No, you claimed that all of the files are of type "foo". If this is not
what you wanted, be more specific.

> In practice, this doesn't happen much, because funcname tends to follow
> the file extension, as does binary-ness. So you get "*.java diff=java",
> and you really would be insane to have binary files named *.java. But I
> think it makes the concept clearer to explain, and the code simpler, if
> the various facets of a diff driver are orthogonal. In particular, I
> think this makes things cleaner for adding new driver properties in the
> future.

I tend to disagree. "Binaryness" is subordinate to the "type" of the file,
which is what the diff attribute basically specifies.

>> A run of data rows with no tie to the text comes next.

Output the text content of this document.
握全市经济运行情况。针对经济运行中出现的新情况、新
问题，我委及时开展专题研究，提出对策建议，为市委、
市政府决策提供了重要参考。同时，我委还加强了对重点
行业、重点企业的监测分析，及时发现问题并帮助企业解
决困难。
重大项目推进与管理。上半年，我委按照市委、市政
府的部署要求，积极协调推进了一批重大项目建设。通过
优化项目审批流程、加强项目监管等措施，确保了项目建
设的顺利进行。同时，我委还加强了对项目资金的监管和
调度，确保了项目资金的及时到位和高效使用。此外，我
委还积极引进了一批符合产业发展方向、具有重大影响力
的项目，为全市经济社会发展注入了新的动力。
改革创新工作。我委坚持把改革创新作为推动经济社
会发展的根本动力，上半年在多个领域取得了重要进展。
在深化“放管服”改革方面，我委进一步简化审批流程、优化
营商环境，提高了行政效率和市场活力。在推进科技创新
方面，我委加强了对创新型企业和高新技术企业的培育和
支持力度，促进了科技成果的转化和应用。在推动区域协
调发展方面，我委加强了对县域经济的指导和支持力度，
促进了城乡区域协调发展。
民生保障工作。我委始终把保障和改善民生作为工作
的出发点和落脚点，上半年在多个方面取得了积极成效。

> As to your complaint (which I think is valid)...
> 
>> The reason why I'd like to understand the issue is because I like the
>> diff.foo.textconv that you introduce in patch 4/4, but I dislike that I
>> have to set diff.foo.binary to false in order to use the textconv. So, why
>> is this .binary needed?
> 
> I think this .binary is something we can and should get rid of; as it
> stands now, you always end up having to set it along with .textconv. I
> have considered two ways:
> 
>   - because textconv is for converting binary to text for diffing, the
>     result should always be text. So whenever we do the conversion, we
>     should note that it is no longer binary, and automatically treat the
>     result as a text diff. So in this case, we are explicitly saying
>     that binaryness is _not_ orthogonal to this property of the diff
>     driver.
> 
>   - textconv should arguably just be "canonicalize" or similar. That is,
>     there is no reason you couldn't take something like text XML and
>     canonicalize it for a more readable diff. Or even canonicalize a
>     binary file to get a smaller or more sensible binary diff, if you
>     wanted to.
> 
>     In that case, I think the right thing is to set it back to "unknown,
>     check the file contents" if .binary is not set. So you really are
>     saying "this is just a conversion, treat the canonicalized contents
>     exactly as you would have treated the actual contents, including
>     binary detection magic".

I see your point. But this second item goes too far, in particular,
canonicalizing binary files to some other binary form is certainly not
something that should happen under 'git diff' porcelain. (We already have
clean/smudge filters for this purpose.)

For the purpose of generating diffs at the porcelain level (*not*
generating patches to be applied, aka format-patch), we can safely stay
with the interpretation in the first item above.